メリットと注意点:バランスの取れた視点で評価する

AIセキュリティ診断の主なメリット

  • スピード: 数十年かけて蓄積されたFirefoxの脆弱性より多い数を、たった2週間で発見
  • カバレッジ: 6,000ファイル以上のC++コードを全件スキャン(人的リソースでは不可能)
  • コスト効率: 脆弱性の発見コストはエクスプロイト開発コストより桁違いに安く済みます。発見自体のコストが低下することで、防御側が先手を取りやすくなる
  • 再現性の高い報告書: ClaudeはPoC(証明コード)や修正候補パッチを同時に生成でき、人間の検証・修正工程を加速させる

注意点・現時点での限界

  • 誤検知リスク: Curl開発者のDaniel Stenberg氏が指摘したように、「AIチャットボットはセキュリティ問題を簡単に幻覚する(ハルシネーションを起こす)。2025年に報告されたバグの20件に1件も実際に存在していなかった」という例もあります。ノイズ(偽陽性)への対処は不可欠です
  • エクスプロイト開発への転用リスク: 脆弱性発見能力が上がれば、悪意を持つ利用者が攻撃に転用するリスクも高まります
  • 専門家レビューの必要性: AIが生成したパッチは必ず人間の専門家によるレビューが必要です。

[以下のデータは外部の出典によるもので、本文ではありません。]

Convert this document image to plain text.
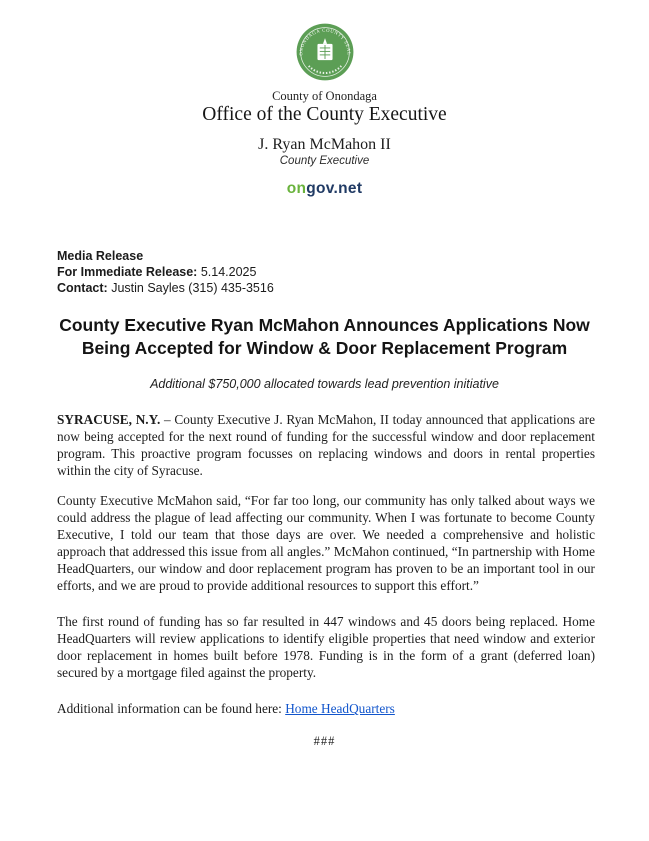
ONONDAGA COUNTY SEAL
County of Onondaga
Office of the County Executive
J. Ryan McMahon II
County Executive
ongov.net
Media Release
For Immediate Release: 5.14.2025
Contact: Justin Sayles (315) 435-3516
County Executive Ryan McMahon Announces Applications Now Being Accepted for Window & Door Replacement Program
Additional $750,000 allocated towards lead prevention initiative

SYRACUSE, N.Y. – County Executive J. Ryan McMahon, II today announced that applications are now being accepted for the next round of funding for the successful window and door replacement program. This proactive program focusses on replacing windows and doors in rental properties within the city of Syracuse.

County Executive McMahon said, “For far too long, our community has only talked about ways we could address the plague of lead affecting our community. When I was fortunate to become County Executive, I told our team that those days are over. We needed a comprehensive and holistic approach that addressed this issue from all angles.” McMahon continued, “In partnership with Home HeadQuarters, our window and door replacement program has proven to be an important tool in our efforts, and we are proud to provide additional resources to support this effort.”

The first round of funding has so far resulted in 447 windows and 45 doors being replaced. Home HeadQuarters will review applications to identify eligible properties that need window and exterior door replacement in homes built before 1978. Funding is in the form of a grant (deferred loan) secured by a mortgage filed against the property.

Additional information can be found here: Home HeadQuarters

###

AIが出した修正候補を盲目的にマージするのは禁物です
  • サンドボックスによる限界: 今回のエクスプロイトはFirefoxの主要なセキュリティ機能(サンドボックス)を無効にした環境でのみ動作したため、実際の攻撃シナリオとは異なります。AI単体では「現実の攻撃」をまだ完全には模倣できていません

まとめ:AI×セキュリティが変える「攻防のバランス」

AnthropicとMozillaの今回の共同研究は、単なるセキュリティニュースではなく、ソフトウェア開発とセキュリティの未来を示す重要な転換点です。

Mozillaは「大規模なAI支援解析が、セキュリティエンジニアの強力な新しい武器になる明確な証拠だ」と評価しており、Firefoxはファジング・静的解析・定期的なセキュリティレビューを何十年も受けてきたにもかかわらず、それらを突破する多数の未知のバグを発見することができたという事実は、AIの能力がいかに本物であるかを示しています。

現時点では、AIは「発見は得意、悪用はまだ苦手」という構造にあります。この非対称性が防御側の有利な窓(チャンス)です。この窓が開いているうちに、私たちエンジニアはAIを活用したセキュリティ強化の仕組みを自社のワークフローに組み込んでおく必要があります。

今日から取れるアクション例: - Claude APIやGitHub Copilotを使ったコードのセキュリティレビューを試験導入する - 自社の脆弱性レポートと修正フローをAI大量報告時代に対応できるよう見直す - チームメンバーにファジングやSAST/DASTとAIの違い・使い分けを共有する

セキュリティは「対策済みだから安心」ではなく、「常に更新し続けるプロセス」です。AIという強力な武器を手に入れた今こそ、そのプロセスをアップデートするチャンスです。